At the end of the calendar year WordPress provides its users with a helpful summary sheet on statistics concerning the blog. Please accept this semi-self-congratulatory post with thanks to everyone who has enjoyed our reflections. It is a pleasure to share our lives and thoughts with you; we hope it has been helpful.
- The blog received about 22,000 views in 2011 to equal 64 views per day. I’m not sure if that is a lot in the larger scheme of things, but it is nice to see the increase from 34 in 2010 and 19 in our abbreviated 2009 beginning.
- Most viewers came from the United States, followed by Egypt, and then Australia. Thanks to you all. Topping the list from the other continents were the United Kingdom, Brazil, and Jordan. Unfortunately WordPress did not provide percentages.
- Outside of Facebook and Twitter, the top referring site to our blog was from Milo Flamingo, who also writes about experiences in Egypt. Please click on her link as an expression of our thanks to her readers. Our Twitter account if you wish to follow is @jnjcasper, and we have started a new Facebook page for the blog, which you can ‘like’ by clicking here.
If you would like to review, or catch some posts you may have missed, these were our five most read articles from 2011:
- Attack on St. Mina Church in Imbaba, Cairo – March 8, 2011. Following a disputed story over a Coptic woman who converted to Islam and was kidnapped and held in this church, it was attacked and a neighboring church was burned.
- Emma’s Saliib – February 26, 2010. ‘Saliib’ is the Arabic word for ‘cross’. Our daughter Emma, now in kindergarten, was attending preschool at a Coptic Orthodox Church, and drew a cross on her hand like many Egyptian Christians do. This article gets many references from Google Search looking for ‘Coptic cross on hand’ or the like.
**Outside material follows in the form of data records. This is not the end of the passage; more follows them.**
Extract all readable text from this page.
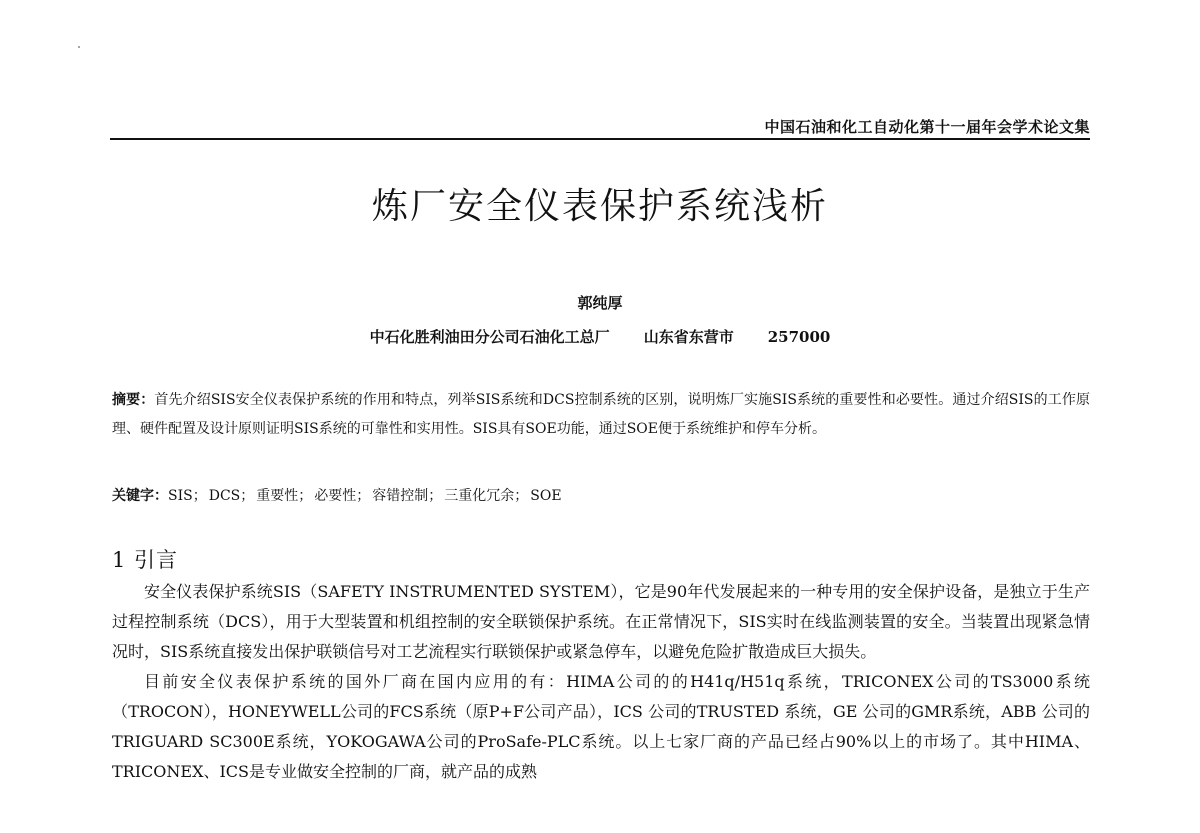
中国石油和化工自动化第十一届年会学术论文集
炼厂安全仪表保护系统浅析
郭纯厚
中石化胜利油田分公司石油化工总厂 山东省东营市 257000
摘要：首先介绍SIS安全仪表保护系统的作用和特点，列举SIS系统和DCS控制系统的区别，说明炼厂实施SIS系统的重要性和必要性。通过介绍SIS的工作原理、硬件配置及设计原则证明SIS系统的可靠性和实用性。SIS具有SOE功能，通过SOE便于系统维护和停车分析。
关键字：SIS； DCS； 重要性； 必要性； 容错控制； 三重化冗余； SOE
1 引言

安全仪表保护系统SIS（SAFETY INSTRUMENTED SYSTEM），它是90年代发展起来的一种专用的安全保护设备，是独立于生产过程控制系统（DCS），用于大型装置和机组控制的安全联锁保护系统。在正常情况下，SIS实时在线监测装置的安全。当装置出现紧急情况时，SIS系统直接发出保护联锁信号对工艺流程实行联锁保护或紧急停车，以避免危险扩散造成巨大损失。

目前安全仪表保护系统的国外厂商在国内应用的有：HIMA公司的的H41q/H51q系统，TRICONEX公司的TS3000系统（TROCON），HONEYWELL公司的FCS系统（原P+F公司产品），ICS 公司的TRUSTED 系统，GE 公司的GMR系统，ABB 公司的TRIGUARD SC300E系统，YOKOGAWA公司的ProSafe-PLC系统。以上七家厂商的产品已经占90%以上的市场了。其中HIMA、TRICONEX、ICS是专业做安全控制的厂商，就产品的成熟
- Reflections on the New Year’s Eve Massacre in Alexandria – January 1, 2011. The nation, Muslims and Christians together, were shocked when an explosion at a church in Alexandria killed twenty-three people. My anniversary article on this event was recently noted by Christianity Today.
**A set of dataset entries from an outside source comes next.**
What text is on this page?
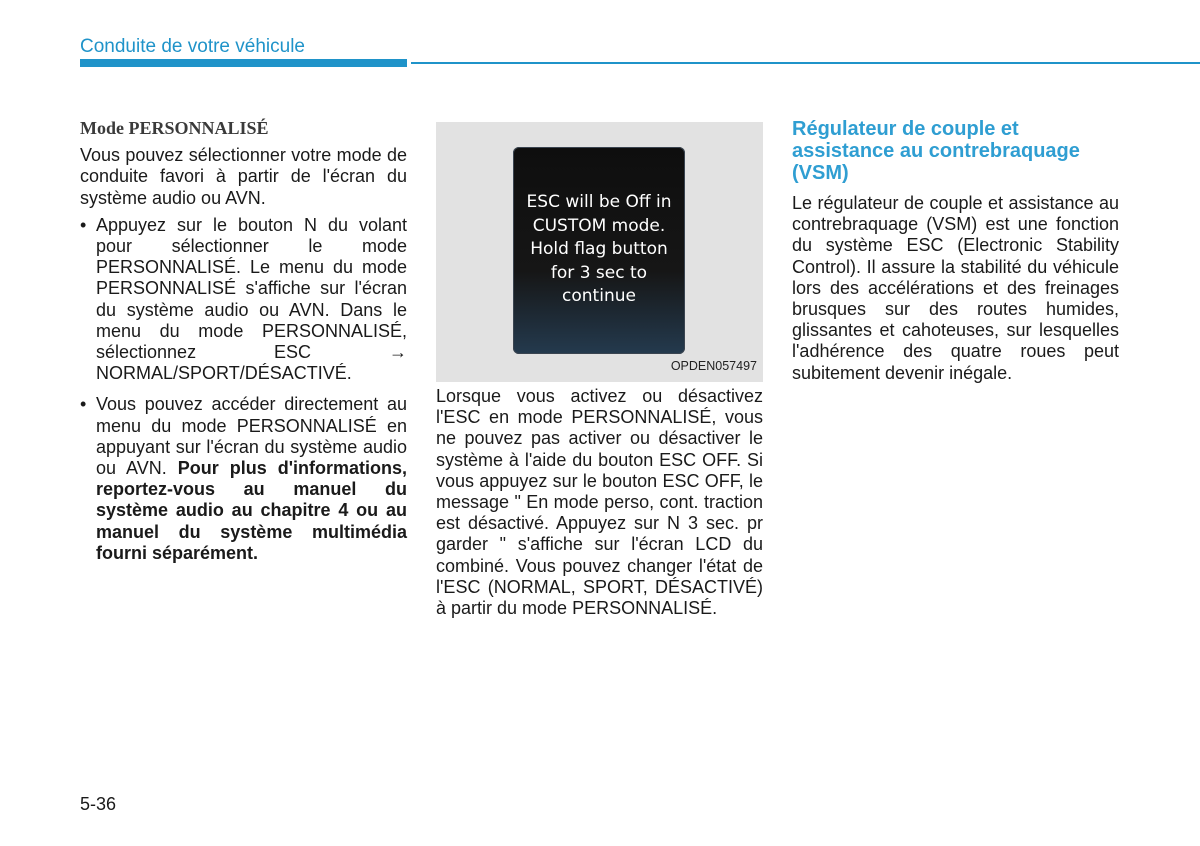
Conduite de votre véhicule
Mode PERSONNALISÉ

Vous pouvez sélectionner votre mode de conduite favori à partir de l'écran du système audio ou AVN.

• Appuyez sur le bouton N du volant pour sélectionner le mode PERSONNALISÉ. Le menu du mode PERSONNALISÉ s'affiche sur l'écran du système audio ou AVN. Dans le menu du mode PERSONNALISÉ, sélectionnez ESC → NORMAL/SPORT/DÉSACTIVÉ.
• Vous pouvez accéder directement au menu du mode PERSONNALISÉ en appuyant sur l'écran du système audio ou AVN. Pour plus d'informations, reportez-vous au manuel du système audio au chapitre 4 ou au manuel du système multimédia fourni séparément.
ESC will be Off in
CUSTOM mode.
Hold flag button
for 3 sec to
continue
OPDEN057497

Lorsque vous activez ou désactivez l'ESC en mode PERSONNALISÉ, vous ne pouvez pas activer ou désactiver le système à l'aide du bouton ESC OFF. Si vous appuyez sur le bouton ESC OFF, le message " En mode perso, cont. traction est désactivé. Appuyez sur N 3 sec. pr garder " s'affiche sur l'écran LCD du combiné. Vous pouvez changer l'état de l'ESC (NORMAL, SPORT, DÉSACTIVÉ) à partir du mode PERSONNALISÉ.

Régulateur de couple et assistance au contrebraquage (VSM)

Le régulateur de couple et assistance au contrebraquage (VSM) est une fonction du système ESC (Electronic Stability Control). Il assure la stabilité du véhicule lors des accélérations et des freinages brusques sur des routes humides, glissantes et cahoteuses, sur lesquelles l'adhérence des quatre roues peut subitement devenir inégale.

5-36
- Rafik Habib: On Sharia, State, and Christianity – April 14, 2011. This article is also fueled by Google, as people search for more information about the son of an Egyptian Protestant pastor who has become the vice president in the Muslim Brotherhood’s Freedom and Justice Party. Many Copts consider the MB a political enemy, and I had the privilege of interviewing him.
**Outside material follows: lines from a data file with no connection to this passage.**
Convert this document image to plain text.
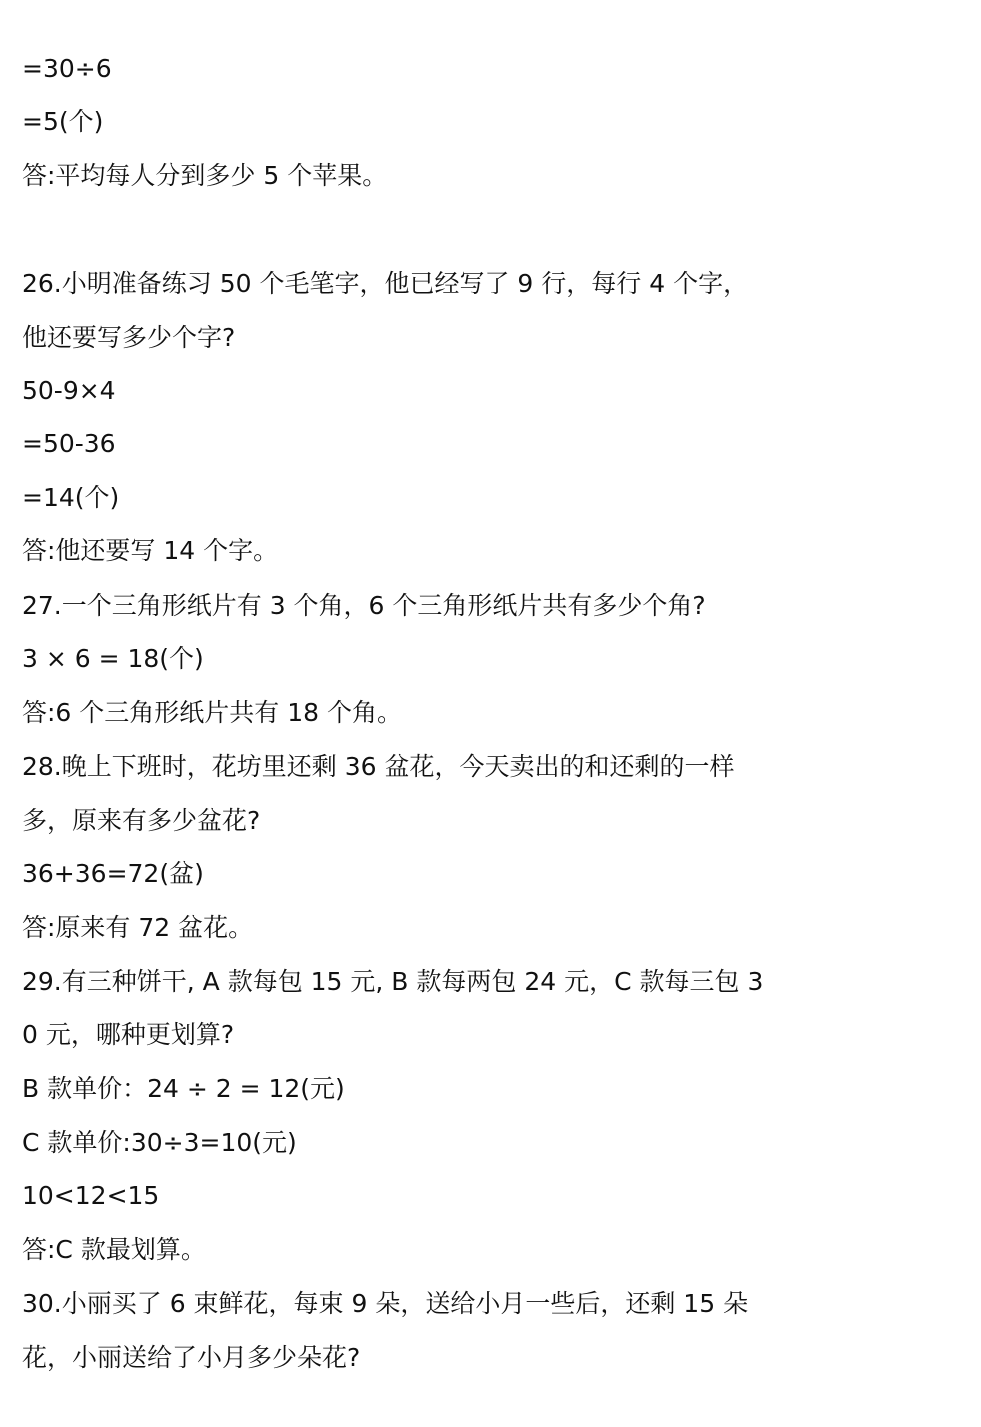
=30÷6
=5(个)
答:平均每人分到多少 5 个苹果。
26.小明准备练习 50 个毛笔字，他已经写了 9 行，每行 4 个字，
他还要写多少个字?
50-9×4
=50-36
=14(个)
答:他还要写 14 个字。
27.一个三角形纸片有 3 个角，6 个三角形纸片共有多少个角?
3 × 6 = 18(个)
答:6 个三角形纸片共有 18 个角。
28.晚上下班时，花坊里还剩 36 盆花，今天卖出的和还剩的一样
多，原来有多少盆花?
36+36=72(盆)
答:原来有 72 盆花。
29.有三种饼干, A 款每包 15 元, B 款每两包 24 元，C 款每三包 3
0 元，哪种更划算?
B 款单价：24 ÷ 2 = 12(元)
C 款单价:30÷3=10(元)
10<12<15
答:C 款最划算。
30.小丽买了 6 束鲜花，每束 9 朵，送给小月一些后，还剩 15 朵
花，小丽送给了小月多少朵花?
- Egyptian Protests, Day Two – January 26, 2011. If you would like to recap our perspective from the first days of the Egyptian revolution, you can read also thoughts from the 25th and 27th, before the internet was cut and our contact with the world ended. Surely the readership of these articles increased as people checked in out of concern for our wellbeing. For all good wishes and prayers, we thank you.
Just as a possible preview, we may be looking to change the template of the blog, and perhaps remove the ‘wordpress’ part of its address in the days to come. Despite any modifications, we hope to keep sharing what we learn of Egypt, issuing from a sense of belonging that we hope will continue to mark all we write, think, and do. Thanks once more for following along.